As ABSOLUTELY FABULOUS: THE MOVIE opens, the ladies literally roll out of Eddie’s (or, mostly likely, someone else’s) Bentley, after a full night of debauchery. At home having breakfast is the ever-suffering Saffy (Julia Sawalha) along with Saffy’s now 13-year-old mixed race daughter, Lola. Coming down the stairs on a chair lift is Edina’s mother (90-year-old! June Whitfield). Edina’s PA, Bubble (Jane Horrocks), is waiting there too. Not much has changed at the Monsoons, it seems. Except it has. Eddie has maxed out all her credit cards, her gay ex-husband, Marshall, has decided that he can’t keep supporting her in the style to which she’s become accustomed, and much worse, there’s not a bottle of Bolly to be found in her huge champagne fridge. What’s a girl to do?

Fortunately, Patsy is putting together an event where anyone who is anyone in the fashion industry will attend. She learns that Kate Moss is looking for a new PR firm to represent her and Eddie goes to the event hoping to land Kate as a new client. Unfortunately, in Eddie’s zeal, she inadvertently knocks Kate over the balcony and into the Thames where she goes missing. The world thinks that Edina has killed Kate and, in this new age of Facebook, Twitter and instant news, Edina becomes an overnight pariah. With nothing left for her in London except, perhaps, jail time, she and Patsy hightail it to Cannes where, Eddie says, everyone’s a criminal, intending to spend the remainder of their days sponging off the rich there.

I think I’ve seen all the episodes of the original TV series and I have always thought that Saunders was a better physical comedian than she was a comedy writer. That feeling still holds true with this film, which she also penned.

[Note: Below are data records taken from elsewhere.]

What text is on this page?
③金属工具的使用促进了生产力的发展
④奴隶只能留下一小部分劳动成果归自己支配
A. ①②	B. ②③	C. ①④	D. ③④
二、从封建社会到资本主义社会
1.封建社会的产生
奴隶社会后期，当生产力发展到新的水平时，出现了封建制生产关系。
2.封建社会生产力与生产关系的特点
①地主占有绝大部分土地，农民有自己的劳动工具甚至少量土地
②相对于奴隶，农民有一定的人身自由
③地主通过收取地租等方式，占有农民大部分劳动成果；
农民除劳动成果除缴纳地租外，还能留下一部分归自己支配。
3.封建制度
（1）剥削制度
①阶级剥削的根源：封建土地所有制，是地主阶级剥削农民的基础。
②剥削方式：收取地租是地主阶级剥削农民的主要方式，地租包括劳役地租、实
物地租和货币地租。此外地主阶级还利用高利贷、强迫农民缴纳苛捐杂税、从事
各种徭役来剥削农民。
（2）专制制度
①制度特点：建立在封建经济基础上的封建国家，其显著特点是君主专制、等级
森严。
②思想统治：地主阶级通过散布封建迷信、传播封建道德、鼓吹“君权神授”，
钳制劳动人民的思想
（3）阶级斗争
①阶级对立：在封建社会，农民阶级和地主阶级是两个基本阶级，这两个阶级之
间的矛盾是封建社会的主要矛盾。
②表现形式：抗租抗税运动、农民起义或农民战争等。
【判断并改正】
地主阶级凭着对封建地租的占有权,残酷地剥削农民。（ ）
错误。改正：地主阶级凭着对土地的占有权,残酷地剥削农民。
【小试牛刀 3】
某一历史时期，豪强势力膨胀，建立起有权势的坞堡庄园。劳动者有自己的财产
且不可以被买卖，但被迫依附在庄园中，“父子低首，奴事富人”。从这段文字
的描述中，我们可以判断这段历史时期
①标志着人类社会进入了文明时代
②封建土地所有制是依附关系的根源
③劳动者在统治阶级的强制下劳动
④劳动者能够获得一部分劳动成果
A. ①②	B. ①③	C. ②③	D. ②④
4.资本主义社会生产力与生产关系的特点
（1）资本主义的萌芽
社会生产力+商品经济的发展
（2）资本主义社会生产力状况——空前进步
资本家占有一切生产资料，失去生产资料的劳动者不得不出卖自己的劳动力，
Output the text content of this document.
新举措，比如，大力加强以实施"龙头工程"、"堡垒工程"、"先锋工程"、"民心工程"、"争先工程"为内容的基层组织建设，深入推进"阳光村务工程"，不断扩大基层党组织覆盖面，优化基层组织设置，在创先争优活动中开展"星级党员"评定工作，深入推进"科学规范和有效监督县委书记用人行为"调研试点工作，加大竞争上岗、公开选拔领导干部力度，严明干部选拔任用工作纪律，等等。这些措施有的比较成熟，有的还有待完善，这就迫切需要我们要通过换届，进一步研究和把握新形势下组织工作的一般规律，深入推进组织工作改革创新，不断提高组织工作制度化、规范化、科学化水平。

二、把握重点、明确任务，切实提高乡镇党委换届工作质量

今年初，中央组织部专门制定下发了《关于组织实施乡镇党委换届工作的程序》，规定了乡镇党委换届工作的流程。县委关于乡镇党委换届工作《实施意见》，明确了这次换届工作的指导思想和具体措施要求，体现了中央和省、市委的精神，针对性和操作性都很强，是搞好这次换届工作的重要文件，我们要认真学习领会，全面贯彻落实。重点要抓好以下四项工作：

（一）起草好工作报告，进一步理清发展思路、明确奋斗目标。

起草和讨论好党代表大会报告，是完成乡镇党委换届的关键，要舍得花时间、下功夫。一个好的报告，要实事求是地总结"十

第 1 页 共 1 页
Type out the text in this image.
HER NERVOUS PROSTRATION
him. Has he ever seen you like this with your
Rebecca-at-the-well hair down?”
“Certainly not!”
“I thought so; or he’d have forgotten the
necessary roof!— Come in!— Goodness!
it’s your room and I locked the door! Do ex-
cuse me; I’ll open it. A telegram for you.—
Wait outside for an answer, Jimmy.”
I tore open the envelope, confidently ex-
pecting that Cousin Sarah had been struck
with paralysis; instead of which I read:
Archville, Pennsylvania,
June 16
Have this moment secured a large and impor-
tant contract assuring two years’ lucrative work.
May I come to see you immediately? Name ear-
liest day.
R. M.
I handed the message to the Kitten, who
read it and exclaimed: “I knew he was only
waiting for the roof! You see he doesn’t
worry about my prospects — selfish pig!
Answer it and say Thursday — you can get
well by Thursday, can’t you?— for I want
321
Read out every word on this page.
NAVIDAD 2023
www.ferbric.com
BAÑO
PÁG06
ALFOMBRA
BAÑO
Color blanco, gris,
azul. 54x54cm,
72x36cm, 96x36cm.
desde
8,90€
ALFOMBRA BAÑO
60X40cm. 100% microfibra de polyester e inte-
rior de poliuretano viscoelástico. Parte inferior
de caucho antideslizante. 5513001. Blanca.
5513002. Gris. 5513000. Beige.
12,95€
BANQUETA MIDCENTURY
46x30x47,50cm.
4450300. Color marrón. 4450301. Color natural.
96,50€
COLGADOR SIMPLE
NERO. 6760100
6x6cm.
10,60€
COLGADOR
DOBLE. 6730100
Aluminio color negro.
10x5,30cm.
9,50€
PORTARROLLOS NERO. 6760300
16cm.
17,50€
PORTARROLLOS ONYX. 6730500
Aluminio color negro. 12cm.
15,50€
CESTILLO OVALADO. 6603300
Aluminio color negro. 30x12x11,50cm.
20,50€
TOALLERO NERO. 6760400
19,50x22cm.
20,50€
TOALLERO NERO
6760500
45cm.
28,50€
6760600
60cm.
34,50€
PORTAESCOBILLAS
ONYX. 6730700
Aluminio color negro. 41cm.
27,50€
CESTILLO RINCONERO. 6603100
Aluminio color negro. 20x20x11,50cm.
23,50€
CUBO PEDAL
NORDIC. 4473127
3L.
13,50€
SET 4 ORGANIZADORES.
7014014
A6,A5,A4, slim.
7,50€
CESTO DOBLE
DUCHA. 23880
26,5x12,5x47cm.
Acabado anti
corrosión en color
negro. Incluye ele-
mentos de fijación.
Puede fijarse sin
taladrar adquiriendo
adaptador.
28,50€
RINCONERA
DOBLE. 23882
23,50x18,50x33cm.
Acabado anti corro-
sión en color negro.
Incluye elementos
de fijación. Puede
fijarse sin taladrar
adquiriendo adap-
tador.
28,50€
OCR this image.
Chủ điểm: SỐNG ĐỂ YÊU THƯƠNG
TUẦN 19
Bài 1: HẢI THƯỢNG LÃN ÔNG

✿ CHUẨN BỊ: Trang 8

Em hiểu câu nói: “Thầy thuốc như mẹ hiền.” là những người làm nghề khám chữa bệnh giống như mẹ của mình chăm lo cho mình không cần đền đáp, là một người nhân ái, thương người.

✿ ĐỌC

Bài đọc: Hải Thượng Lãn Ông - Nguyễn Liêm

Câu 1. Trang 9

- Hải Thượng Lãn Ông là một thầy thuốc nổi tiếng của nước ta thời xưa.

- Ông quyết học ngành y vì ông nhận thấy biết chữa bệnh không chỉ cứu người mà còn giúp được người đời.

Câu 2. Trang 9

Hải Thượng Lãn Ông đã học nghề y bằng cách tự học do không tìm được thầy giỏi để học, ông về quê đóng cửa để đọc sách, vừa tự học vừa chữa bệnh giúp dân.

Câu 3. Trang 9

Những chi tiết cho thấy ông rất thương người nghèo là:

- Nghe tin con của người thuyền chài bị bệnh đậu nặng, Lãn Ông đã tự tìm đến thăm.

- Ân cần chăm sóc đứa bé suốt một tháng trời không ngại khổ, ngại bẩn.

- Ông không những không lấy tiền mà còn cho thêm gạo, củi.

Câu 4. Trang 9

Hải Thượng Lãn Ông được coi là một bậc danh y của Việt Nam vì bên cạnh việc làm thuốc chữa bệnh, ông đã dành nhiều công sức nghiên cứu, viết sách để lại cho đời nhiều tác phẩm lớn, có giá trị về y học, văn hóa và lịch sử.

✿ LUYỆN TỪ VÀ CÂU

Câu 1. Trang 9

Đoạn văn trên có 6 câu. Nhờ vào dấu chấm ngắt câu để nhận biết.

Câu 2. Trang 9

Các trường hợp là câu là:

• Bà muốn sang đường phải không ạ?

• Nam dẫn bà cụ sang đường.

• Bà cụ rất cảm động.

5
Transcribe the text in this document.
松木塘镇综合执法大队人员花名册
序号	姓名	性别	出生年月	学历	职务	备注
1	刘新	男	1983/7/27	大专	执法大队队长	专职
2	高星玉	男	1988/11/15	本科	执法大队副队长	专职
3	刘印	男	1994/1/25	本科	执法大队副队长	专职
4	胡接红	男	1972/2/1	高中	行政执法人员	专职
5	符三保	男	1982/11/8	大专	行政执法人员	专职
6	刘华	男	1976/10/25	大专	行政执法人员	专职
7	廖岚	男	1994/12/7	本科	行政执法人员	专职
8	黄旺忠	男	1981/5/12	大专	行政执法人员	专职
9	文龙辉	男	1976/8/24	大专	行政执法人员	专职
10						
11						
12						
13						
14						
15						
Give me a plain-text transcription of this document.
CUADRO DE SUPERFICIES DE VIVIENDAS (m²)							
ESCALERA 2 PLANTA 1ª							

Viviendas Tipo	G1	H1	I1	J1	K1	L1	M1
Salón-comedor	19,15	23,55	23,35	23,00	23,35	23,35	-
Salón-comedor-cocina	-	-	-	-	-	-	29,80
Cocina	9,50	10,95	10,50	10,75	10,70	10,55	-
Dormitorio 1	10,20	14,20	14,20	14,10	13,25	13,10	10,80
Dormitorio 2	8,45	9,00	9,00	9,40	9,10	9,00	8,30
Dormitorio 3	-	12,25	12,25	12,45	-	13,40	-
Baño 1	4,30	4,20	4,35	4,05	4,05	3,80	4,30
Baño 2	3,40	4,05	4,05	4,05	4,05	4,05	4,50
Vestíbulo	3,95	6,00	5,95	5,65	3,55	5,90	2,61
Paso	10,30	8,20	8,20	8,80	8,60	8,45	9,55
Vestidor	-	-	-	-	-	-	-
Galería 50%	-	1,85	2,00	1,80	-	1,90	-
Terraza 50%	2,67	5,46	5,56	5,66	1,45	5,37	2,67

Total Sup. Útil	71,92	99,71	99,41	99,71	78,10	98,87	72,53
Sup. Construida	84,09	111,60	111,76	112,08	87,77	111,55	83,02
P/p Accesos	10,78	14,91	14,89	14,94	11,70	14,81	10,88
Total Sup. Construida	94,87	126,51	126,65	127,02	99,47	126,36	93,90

The laughs are there but they are very few and far between. There is one scene where Eddie is speaking with a book editor hoping to get her memoire published. He looks at the manuscript and sees “blah blah blah blah” typed across many of the pages (sorry for the spoiler). I get the impression that the screenplay for this film looked the same. She had a rough idea of how a scene would go, and she and Lumley would just riff it a few times until they got it to the point where she was satisfied. That formula doesn’t make for a great film.

To her credit, Saunders did manage to corral a huge number of familiar faces to appear in the film including Lulu, Emma Bunton, Stella McCartney, Joan Collins, Barry Humphries, Jon Hamm, Gwendoline Christie (TV’s GAME OF THRONES), Graham Norton, Jerry Hall, Jean-Paul Gaultier and, of course, Kate Moss. Rebel Wilson (PITCH PERFECT), Chris Colfer (TV’s GLEE), Dawn French and Robert Webb (TV’s PEEP SHOW) all have small character roles in the film too. As the closing credits rolled up the screen, I noticed a couple dozen people had appeared as themselves. If you’re a fashionista, you will recognise the names. I certainly didn’t.

Interestingly, there has been very little promotion for the film done here in Hong Kong. Even the cinema where I saw it didn’t have one poster out. I’m guessing the distributor knows it’s not a very good film.